Nurses cleared after family’s complaint

NURSING STAFF at Ninewells Hospital in Dundee have been cleared of failing to monitor a patient who collapsed after wandering out of his ward and later died.

A series of complaints about the man’s treatment was made by his daughter to the Scottish public services ombudsman. The results of the inquiry were released yesterday.

The man, known only as Mr A, had chronic obstructive pulmonary disease and was admitted to Ninewells in September, 2005. He was in a frail condition and medical records showed he had been showing signs of confusion in the hours leading up to his death.

On the morning of September 28, he got out of bed, left the ward and was found at the bottom of a flight of stairs outside the ward. He was returned to his bed but died later that day.

Mr A’s daughter alleged that inadequate monitoring by nurses had made it possible for her father to leave unnoticed, despite being connected to an oxygen mask and a catheter.

The ombudsman noted that the 30-bed acute ward was busy but had an appropriate level of staff at the time of the incident.

A nursing adviser, who provides expert advice to the ombudsman, said the level of monitoring was adequate and she could fully understand why staff could not anticipate that Mr A would be capable of unassisted activity.

The inquiry report goes on, “She explained that it is difficult to ensure patient safety at all times and that, no matter how frequently it is planned to observe a patient, there will be times when the patient is unobserved.”

Similarly, the ombudsman’s medical adviser said that “even a confused, frail and ill elderly person can summon up the strength against all the odds to climb out of bed.”

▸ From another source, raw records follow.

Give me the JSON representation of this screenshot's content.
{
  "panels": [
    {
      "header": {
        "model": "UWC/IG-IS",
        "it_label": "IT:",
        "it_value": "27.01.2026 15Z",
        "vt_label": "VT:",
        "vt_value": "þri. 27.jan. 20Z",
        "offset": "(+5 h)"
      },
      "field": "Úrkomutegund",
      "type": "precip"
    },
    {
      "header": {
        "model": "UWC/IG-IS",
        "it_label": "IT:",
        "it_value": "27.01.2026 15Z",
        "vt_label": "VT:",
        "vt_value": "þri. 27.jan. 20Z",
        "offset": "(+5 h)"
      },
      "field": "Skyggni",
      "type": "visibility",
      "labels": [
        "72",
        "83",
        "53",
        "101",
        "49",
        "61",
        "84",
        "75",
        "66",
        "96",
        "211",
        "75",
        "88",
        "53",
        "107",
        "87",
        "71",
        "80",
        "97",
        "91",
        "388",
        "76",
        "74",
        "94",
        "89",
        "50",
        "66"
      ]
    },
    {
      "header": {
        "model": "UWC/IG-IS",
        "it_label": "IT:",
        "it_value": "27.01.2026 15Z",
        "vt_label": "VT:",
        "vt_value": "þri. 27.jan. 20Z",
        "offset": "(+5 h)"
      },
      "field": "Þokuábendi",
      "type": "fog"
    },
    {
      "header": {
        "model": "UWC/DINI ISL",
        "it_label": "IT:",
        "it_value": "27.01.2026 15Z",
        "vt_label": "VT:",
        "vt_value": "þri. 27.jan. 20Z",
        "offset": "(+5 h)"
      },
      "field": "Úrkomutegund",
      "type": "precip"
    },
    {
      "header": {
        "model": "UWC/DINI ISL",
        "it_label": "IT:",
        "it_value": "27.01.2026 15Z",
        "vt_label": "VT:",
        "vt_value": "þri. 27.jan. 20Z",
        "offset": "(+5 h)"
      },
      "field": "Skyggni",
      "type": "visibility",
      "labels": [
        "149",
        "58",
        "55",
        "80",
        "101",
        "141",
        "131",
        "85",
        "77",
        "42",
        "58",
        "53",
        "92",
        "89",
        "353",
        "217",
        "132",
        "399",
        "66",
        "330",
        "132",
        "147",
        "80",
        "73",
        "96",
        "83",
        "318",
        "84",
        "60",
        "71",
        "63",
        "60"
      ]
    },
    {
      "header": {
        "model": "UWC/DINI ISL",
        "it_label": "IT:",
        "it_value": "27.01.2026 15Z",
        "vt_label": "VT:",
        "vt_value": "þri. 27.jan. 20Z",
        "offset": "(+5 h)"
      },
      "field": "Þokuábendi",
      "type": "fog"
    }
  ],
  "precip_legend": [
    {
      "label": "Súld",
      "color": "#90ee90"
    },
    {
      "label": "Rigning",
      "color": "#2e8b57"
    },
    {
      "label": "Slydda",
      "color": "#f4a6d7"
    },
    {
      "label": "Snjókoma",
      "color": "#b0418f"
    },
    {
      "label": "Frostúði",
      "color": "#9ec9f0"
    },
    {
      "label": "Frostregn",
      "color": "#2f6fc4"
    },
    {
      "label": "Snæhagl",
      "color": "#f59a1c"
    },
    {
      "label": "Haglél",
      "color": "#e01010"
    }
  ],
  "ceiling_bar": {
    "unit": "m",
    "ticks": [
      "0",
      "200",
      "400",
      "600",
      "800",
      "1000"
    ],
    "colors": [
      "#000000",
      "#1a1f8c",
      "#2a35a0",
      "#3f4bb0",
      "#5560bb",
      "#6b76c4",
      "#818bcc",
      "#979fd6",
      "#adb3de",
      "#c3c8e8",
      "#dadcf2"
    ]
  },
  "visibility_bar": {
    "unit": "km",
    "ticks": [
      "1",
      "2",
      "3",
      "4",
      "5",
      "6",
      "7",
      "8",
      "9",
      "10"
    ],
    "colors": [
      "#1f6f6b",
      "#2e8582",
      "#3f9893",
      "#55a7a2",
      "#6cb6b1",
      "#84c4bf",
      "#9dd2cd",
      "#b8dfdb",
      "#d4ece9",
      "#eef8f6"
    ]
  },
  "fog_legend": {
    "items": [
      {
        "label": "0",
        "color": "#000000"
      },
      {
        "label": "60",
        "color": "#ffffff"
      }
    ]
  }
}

He explained that the combination of the effort of negotiating the stairs and the loss of oxygen almost certainly caused Mr A’s collapse.

However, Mr A’s action could not have been predicted and it would have been unrealistic for him to be given constant observation. As “tragic and concerning” as the incident was, no blame could be levelled at the nursing staff, the medical adviser said.

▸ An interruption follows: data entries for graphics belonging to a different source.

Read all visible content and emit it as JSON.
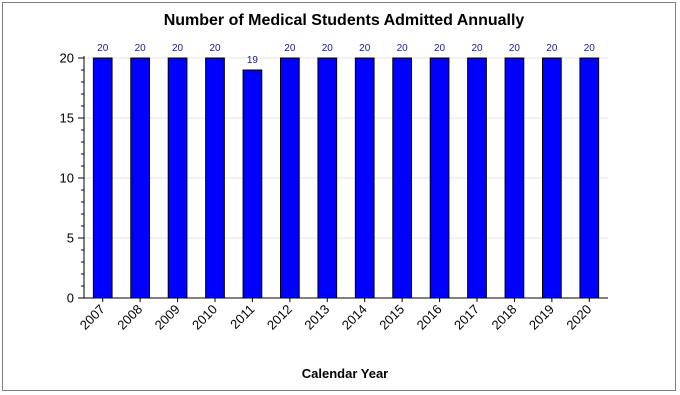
{
  "chart_data": {
    "type": "bar",
    "title": "Number of Medical Students Admitted Annually",
    "xlabel": "Calendar Year",
    "ylabel": "",
    "categories": [
      "2007",
      "2008",
      "2009",
      "2010",
      "2011",
      "2012",
      "2013",
      "2014",
      "2015",
      "2016",
      "2017",
      "2018",
      "2019",
      "2020"
    ],
    "values": [
      20,
      20,
      20,
      20,
      19,
      20,
      20,
      20,
      20,
      20,
      20,
      20,
      20,
      20
    ],
    "data_labels": [
      "20",
      "20",
      "20",
      "20",
      "19",
      "20",
      "20",
      "20",
      "20",
      "20",
      "20",
      "20",
      "20",
      "20"
    ],
    "ylim": [
      0,
      20
    ],
    "yticks": [
      "0",
      "5",
      "10",
      "15",
      "20"
    ],
    "grid": true,
    "bar_color": "#0000ff",
    "bar_edge_color": "#000000"
  }
}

Six days before his death, family members had visited the patient and learned that his catheter had become dislodged in the early hours of the morning and the doctor on call was not able to reinsert it because he was dealing with another patient at the time.

An external sheath called a uridome was applied but the family found that Mr A’s pyjamas and socks were saturated with urine. His catheter was not replaced until that evening, although the exact time of this is not known.

The nursing adviser told the ombudsman it was difficult to believe that in a large acute hospital nobody was available to perform the procedure for 16 hours or more and this delay was too long.

The ombudsman has told NHS Tayside to apologise to the patient’s family, which it has agreed to do.

The family also complained that when they arrived to pay their last respects after Mr A’s death, one member of staff blamed his collapse in the stairwell for a bruise on his forehead while another said he had hit his head on the cot sides.

However, the ombudsman ruled that it had not been possible for clinical staff to determine conclusively what caused the bruise and that was probably why two different reasons had been given.

Mr A’s daughter also suggested that he had been given too many drugs, making him sleepy and confused, but the inquiry found that he had been medicated appropriately and the confusion was almost certainly due to the onset of heart failure.